Heute war ich gemeinsam mit Heide Richter-Airijoki und Alexander Riedle beim Landesnetzwerk der Migrantenorganisationen LAMSA Sachsen-Anhalt e.V. zu Besuch. Wir haben uns intensiv über Verbandsstrukturen, Herausforderungen und konkrete Kooperationen im Landkreis Wittenberg ausgetauscht.
LAMSA ist ein Dachverband von Migrantenorganisationen in Sachsen-Anhalt und vertritt die politischen, sozialen und kulturellen Interessen von Menschen mit Migrationsgeschichte auf Landesebene.
Besonders bemerkenswert: Der Verband wurde offiziell vom Landkreis Wittenberg für die gesonderte Beratung und Betreuung (gBB) beauftragt.

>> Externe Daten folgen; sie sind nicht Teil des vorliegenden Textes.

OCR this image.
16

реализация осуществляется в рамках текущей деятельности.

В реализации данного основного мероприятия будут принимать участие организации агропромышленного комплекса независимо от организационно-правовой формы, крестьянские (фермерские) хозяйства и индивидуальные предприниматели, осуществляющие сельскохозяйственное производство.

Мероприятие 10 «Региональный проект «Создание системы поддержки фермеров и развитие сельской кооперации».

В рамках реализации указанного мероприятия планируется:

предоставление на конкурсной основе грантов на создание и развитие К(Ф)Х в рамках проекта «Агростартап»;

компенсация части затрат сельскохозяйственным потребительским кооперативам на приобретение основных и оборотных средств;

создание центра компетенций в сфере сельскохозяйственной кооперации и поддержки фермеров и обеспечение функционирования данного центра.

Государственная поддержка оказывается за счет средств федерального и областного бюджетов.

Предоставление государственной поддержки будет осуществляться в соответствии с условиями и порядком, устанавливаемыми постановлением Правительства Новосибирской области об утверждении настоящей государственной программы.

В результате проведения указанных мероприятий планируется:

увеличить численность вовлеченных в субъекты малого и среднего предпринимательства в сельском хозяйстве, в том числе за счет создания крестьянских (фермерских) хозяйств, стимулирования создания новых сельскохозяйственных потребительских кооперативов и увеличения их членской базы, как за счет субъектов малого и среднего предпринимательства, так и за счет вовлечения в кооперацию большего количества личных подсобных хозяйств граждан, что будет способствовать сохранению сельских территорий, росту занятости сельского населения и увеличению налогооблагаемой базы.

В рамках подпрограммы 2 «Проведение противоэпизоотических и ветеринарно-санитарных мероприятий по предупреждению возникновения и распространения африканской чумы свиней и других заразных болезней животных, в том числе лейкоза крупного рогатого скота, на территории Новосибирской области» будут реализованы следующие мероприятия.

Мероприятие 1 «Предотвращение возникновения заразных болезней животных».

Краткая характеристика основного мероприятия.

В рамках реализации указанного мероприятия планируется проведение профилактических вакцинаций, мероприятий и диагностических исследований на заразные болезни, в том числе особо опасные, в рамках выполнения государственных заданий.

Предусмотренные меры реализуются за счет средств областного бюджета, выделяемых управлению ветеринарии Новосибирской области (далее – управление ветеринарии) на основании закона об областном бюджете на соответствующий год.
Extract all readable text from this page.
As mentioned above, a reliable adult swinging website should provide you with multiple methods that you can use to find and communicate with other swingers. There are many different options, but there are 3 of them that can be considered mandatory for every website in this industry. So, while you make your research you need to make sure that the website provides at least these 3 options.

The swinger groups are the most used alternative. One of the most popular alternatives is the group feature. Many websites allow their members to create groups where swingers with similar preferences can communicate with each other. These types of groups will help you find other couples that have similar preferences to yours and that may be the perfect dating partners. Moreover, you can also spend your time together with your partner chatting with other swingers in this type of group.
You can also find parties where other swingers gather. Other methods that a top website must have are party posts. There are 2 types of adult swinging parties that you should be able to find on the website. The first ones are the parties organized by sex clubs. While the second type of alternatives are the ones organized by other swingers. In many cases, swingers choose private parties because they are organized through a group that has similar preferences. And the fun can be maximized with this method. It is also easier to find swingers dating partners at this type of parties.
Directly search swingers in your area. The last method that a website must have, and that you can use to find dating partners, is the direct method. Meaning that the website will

Nach der Eröffnung ihrer Büroräume im Juli dieses Jahres wächst das Angebot kontinuierlich, um Menschen mit Migrationsgeschichte vor Ort bestmöglich zu unterstützen.
Was Integration praktisch bedeutet, sieht man hier sehr deutlich:
–> 5 Berater:innen arbeiten im Team und begleiten mehr als 3.000 Berechtigte in mehreren Sprachen. (interne Zahlen, vor Ort berichtet)
–> Die Angebote sind momentan in der Lutherstadt Wittenberg verfügbar und werden ab nächstem Jahr auch mit Terminen im gesamten Landkreis ausgebaut.
Vielen Dank an das Team von LAMSA für den wertvollen Austausch und den Einblick in die wichtige Arbeit vor Ort.